The creation of the unit could increase comprehension of how the risk is related across different business units.”

Another is strengthening the bond between academia and the industry, which can only be good news for both parties. Hart explains that “better relationships between academia and industry will evolve our understanding of risk across the board.”

Aon has outlined climate litigation and liability risk as an area to pay close attention to in the coming years. Elaborating on this, Henderson says: “We have already seen a significant increase in the number of cases that have been brought against oil and gas companies, governments, financial institutions and institutional investors.”

These cases often outline the good stewards versus the bad stewards of risk.

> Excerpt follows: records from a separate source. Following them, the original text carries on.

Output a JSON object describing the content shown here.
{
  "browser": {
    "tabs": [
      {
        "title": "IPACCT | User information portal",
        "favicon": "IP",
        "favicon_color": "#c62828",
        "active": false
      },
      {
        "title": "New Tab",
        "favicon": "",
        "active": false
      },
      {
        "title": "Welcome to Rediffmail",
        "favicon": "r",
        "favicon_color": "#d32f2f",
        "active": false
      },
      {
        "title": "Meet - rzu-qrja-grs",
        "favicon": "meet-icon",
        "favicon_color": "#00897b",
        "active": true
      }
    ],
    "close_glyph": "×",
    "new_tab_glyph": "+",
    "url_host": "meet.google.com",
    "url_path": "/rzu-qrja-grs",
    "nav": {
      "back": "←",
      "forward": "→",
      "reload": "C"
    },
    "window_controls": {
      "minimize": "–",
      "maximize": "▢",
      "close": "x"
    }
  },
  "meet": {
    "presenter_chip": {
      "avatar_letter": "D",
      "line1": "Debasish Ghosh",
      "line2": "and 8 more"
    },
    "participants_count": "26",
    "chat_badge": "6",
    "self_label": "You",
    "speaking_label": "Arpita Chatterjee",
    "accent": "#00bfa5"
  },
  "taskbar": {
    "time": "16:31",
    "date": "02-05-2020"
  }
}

“There’s been a massive increase – I think tenfold over the past decade – in the number of these cases,” Henderson adds. “We’ve started to track them and identify where there are potential risks that our clients should be concerned about. We are working with an organisation called Praedicat, which is a casualty clash model that also looks at 10 different climate change scenarios that we want to highlight to our clients. It’ll help them understand how liability risk will manifest itself across general liability, directors’ and officers’ liability and workers comp lines of business.”

She goes on to say: “From an insurance perspective, our clients are asking if there is an aggregation of risk that needs to be addressed. There’ll likely be more activity in the climate litigation space from a risk management perspective.”

Where climate risk and management is concerned, the topic of parametric insurance solutions is rarely far behind. Henderson says this area highlights “a significant opportunity and it’s driven by the fact that climate change is exposing risk in places that people weren’t aware of”.

She concludes: “Indemnity-type products are just not going to be suitable for covering such risk.”